Spearing arranged his papers by theme towards the end of his life with a view to making them available to researchers working on European politics, and these headings along with his own explanations of his filing system have been retained in the new catalogue. His subject files contain a mixture of committee papers, research notes, ephemera, and correspondence with other like-minded MPs. They also illustrate aspects to the day-to-day work of the pressure groups Spearing was involved with from the 1970s onwards: the Labour Euro-Safeguards Campaign, the British Anti Common Market League, and its successor, the Campaign for an Independent Britain.

These files can now be read alongside related material on Eurosceptic campaigns in the collections.

Anti-EU leaflet distributed by the Campaign for an Independent Britain, c. 2000s [SPRG 2/5].
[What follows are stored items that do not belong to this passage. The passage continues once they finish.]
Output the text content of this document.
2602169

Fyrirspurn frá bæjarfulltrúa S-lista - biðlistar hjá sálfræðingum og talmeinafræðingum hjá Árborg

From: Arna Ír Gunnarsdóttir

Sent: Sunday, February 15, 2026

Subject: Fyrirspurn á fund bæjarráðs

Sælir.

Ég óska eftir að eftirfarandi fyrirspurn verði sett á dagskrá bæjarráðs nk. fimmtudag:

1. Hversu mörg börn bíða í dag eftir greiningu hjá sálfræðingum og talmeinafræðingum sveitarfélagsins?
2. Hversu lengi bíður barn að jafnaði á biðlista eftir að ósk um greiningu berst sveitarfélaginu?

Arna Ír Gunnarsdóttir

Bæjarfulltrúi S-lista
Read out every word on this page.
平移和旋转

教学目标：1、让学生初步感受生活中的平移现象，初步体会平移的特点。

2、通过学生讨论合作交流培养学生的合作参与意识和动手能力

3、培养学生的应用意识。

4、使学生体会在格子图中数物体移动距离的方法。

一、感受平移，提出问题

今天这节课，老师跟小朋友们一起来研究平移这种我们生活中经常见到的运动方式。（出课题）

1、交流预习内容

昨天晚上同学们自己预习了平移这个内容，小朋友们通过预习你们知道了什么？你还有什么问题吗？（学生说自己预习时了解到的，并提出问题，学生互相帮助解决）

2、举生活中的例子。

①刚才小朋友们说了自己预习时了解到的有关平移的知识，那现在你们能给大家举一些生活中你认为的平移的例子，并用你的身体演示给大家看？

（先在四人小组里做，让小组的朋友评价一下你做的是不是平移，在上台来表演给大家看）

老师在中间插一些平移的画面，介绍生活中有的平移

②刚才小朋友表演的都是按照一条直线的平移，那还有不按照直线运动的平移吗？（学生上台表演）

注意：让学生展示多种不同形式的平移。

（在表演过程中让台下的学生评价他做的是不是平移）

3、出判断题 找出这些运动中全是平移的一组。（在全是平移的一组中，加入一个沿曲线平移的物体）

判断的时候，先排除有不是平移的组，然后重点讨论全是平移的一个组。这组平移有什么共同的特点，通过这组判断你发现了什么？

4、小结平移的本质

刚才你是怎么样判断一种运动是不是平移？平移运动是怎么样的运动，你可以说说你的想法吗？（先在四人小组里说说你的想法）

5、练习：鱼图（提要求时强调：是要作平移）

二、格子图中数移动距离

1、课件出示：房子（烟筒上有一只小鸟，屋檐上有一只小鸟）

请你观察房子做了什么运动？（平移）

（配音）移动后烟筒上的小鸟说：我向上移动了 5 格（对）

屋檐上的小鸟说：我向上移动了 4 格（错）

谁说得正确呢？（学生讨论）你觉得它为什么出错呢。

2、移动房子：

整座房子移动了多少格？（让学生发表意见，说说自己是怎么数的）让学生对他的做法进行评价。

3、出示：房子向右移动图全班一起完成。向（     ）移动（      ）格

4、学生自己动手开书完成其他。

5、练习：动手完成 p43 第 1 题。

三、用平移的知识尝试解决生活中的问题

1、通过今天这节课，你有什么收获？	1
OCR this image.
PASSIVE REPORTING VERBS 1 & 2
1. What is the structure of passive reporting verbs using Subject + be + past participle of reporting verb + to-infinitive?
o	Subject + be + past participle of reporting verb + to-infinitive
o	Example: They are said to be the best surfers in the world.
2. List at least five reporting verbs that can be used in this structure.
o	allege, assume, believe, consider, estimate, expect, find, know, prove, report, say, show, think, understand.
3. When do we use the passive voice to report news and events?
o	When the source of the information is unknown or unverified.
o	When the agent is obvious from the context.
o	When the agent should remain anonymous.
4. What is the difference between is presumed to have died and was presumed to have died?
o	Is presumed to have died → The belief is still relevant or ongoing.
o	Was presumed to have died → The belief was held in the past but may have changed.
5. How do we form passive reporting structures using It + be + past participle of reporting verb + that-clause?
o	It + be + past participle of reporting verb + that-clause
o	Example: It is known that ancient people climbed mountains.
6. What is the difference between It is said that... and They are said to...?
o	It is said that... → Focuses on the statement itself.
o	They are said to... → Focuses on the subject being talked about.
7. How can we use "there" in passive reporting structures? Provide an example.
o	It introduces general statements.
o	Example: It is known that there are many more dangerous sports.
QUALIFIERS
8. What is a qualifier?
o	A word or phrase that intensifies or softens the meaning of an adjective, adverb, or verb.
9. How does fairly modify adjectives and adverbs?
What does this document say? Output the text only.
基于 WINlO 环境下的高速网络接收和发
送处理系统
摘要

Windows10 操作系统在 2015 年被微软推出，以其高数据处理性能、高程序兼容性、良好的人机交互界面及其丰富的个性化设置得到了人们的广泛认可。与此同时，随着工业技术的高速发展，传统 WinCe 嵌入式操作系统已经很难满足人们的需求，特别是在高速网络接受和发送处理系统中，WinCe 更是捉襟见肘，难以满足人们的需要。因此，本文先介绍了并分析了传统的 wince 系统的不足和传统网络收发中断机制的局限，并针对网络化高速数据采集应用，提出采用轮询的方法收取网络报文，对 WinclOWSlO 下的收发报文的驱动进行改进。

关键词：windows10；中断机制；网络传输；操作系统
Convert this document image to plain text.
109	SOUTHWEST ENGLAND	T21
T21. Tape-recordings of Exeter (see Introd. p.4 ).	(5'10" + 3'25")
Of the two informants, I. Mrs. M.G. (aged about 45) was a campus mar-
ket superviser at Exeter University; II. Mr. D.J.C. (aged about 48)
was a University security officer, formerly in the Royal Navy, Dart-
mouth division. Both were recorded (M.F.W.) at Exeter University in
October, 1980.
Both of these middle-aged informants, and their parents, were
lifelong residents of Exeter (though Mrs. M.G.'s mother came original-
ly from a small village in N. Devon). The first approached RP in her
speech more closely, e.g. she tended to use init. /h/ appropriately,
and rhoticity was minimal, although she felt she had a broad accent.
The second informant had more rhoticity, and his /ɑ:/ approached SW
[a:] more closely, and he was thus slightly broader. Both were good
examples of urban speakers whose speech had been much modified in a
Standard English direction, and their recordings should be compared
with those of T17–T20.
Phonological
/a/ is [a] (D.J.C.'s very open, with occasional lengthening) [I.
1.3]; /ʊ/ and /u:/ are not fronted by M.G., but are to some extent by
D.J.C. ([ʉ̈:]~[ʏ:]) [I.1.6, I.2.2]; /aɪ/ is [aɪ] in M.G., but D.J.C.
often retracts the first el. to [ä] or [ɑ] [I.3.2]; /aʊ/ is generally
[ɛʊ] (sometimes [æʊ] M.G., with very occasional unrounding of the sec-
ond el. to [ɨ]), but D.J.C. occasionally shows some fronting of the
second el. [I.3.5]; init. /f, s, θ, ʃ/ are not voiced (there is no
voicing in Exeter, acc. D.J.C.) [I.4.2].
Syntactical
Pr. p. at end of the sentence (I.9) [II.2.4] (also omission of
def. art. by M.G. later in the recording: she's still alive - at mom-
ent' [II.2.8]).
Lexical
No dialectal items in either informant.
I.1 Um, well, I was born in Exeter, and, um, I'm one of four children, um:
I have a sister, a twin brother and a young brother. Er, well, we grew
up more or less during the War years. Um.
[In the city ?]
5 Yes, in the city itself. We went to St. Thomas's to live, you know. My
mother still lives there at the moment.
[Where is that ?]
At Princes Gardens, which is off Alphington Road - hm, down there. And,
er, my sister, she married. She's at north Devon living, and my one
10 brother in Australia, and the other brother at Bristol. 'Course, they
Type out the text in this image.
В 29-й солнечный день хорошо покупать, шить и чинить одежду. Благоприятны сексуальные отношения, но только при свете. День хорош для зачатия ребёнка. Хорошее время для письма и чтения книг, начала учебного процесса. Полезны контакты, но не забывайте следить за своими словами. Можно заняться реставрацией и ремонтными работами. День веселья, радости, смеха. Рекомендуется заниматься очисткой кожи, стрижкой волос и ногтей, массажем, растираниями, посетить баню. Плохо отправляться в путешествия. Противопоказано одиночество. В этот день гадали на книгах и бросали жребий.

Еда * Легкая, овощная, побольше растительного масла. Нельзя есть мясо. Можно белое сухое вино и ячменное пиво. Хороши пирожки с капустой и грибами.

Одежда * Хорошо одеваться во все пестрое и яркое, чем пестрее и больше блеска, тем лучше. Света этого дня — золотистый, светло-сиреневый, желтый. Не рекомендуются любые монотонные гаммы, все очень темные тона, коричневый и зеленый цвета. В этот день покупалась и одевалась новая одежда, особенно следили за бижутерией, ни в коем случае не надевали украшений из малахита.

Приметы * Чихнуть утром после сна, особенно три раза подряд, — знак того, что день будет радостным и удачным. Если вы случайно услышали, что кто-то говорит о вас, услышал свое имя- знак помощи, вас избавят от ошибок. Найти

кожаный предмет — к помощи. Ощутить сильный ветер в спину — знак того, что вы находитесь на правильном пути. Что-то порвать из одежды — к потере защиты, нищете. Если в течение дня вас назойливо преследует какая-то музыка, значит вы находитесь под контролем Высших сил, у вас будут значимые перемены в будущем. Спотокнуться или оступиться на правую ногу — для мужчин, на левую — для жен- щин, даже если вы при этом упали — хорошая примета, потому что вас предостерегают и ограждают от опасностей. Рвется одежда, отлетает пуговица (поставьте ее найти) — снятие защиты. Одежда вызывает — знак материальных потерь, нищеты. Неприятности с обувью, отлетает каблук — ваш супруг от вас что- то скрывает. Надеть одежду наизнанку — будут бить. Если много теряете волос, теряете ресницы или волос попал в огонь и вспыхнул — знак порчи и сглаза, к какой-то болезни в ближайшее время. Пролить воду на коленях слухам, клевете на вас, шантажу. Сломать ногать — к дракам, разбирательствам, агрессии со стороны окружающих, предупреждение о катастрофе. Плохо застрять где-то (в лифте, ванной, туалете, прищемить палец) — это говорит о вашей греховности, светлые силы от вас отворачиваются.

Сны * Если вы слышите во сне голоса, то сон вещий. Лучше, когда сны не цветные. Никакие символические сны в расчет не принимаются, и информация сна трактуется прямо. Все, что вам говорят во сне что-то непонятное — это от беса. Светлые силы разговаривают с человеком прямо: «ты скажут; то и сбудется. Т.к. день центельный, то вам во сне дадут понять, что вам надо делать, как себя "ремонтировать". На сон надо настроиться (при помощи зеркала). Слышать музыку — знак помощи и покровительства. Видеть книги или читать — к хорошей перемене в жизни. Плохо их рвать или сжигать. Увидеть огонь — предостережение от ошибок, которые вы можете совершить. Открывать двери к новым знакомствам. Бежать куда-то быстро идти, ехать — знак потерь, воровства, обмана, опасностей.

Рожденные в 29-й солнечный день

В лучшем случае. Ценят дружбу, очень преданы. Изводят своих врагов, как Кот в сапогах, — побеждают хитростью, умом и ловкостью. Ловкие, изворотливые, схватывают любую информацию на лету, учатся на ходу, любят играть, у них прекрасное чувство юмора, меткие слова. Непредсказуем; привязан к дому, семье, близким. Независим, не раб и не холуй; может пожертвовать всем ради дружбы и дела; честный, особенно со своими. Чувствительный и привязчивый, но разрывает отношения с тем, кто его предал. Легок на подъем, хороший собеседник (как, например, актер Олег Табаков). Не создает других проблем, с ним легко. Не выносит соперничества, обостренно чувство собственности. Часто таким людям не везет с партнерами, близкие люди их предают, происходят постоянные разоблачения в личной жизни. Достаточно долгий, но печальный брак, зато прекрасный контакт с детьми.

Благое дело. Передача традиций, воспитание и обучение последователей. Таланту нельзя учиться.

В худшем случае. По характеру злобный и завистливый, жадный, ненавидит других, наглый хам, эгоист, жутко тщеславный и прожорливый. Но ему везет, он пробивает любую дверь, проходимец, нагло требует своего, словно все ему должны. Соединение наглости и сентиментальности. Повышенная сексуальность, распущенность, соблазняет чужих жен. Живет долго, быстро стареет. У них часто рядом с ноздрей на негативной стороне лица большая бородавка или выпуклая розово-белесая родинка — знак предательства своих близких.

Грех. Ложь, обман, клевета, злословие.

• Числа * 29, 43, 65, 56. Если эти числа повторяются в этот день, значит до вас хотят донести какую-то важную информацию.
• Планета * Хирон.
Spearing’s ‘publications’, which he arranged chronologically, include a surprising mixture of published and unpublished materials, including draft policy papers, his own notes and recollections on events such as the fall of the Berlin Wall, and searching questions he wished to put to senior ministers. Spearing expected the materials he was collecting to have, as he put it in a covering note, ‘retrospective significance’, and in the light of the fall-out since the Brexit Referendum he appears to have been an astute observer of the ways in which the two main political parties were both fracturing and dividing over European issues during the late-twentieth century.

British Anti Common Market Campaign leaflet found in Spearing’s ‘Dissenting Organisations’ file [SPRG 2/5].

Although his constituency work in Newham, backbench involvement in European politics, and attention to constitutional matters evidently occupied much of his time and energy, Spearing cannot simply be described as a ‘single-issue’ politician. The Institute of Education holds a separate set of Spearing’s personal papers on education and government, an area which he had been involved in since joining the Labour Party as a secondary school teacher in the 1950s.

A cyclist and oarsman in his spare time, Spearing was also keenly interested in transport. In 1985, he missed a parliamentary visit to the Bolshoi Theatre in order to see the whole of the Moscow metro. He was especially energised by seeking improvements to Britain’s national rail network and safety on the London Underground, as well as the River Thames. During the 1980s he was a vociferous campaigner against the Thatcher government’s London Docklands Development Corporation, while earlier in his career he had written on the capital’s flood defences for Michael Young’s Institute of Community Studies.

Some of these other interests are reflected in the eclectic set of press cuttings Spearing clipped from broadsheet and tabloid newspapers from c.1983-2007. They document the end of ‘Old Labour’ and the dawn of a new era in British politics – including the rise of privatisation and private finance initiatives, welfare state reforms, foreign aid, the growth of ‘popular capitalism’ and deregulation in the City, and the social impact of multinational corporations. Nevertheless, this part of the collection gives the sense that, in Spearing’s eyes, many of the most pressing domestic political issues of the day could also be firmly connected with European Union institutions and directives.

The archive serves as a fascinating glimpse into the life and work of an energetic backbench MP, but it will be of particular interest to researchers studying the British left’s complex relationship with Europe after the 1975 referendum.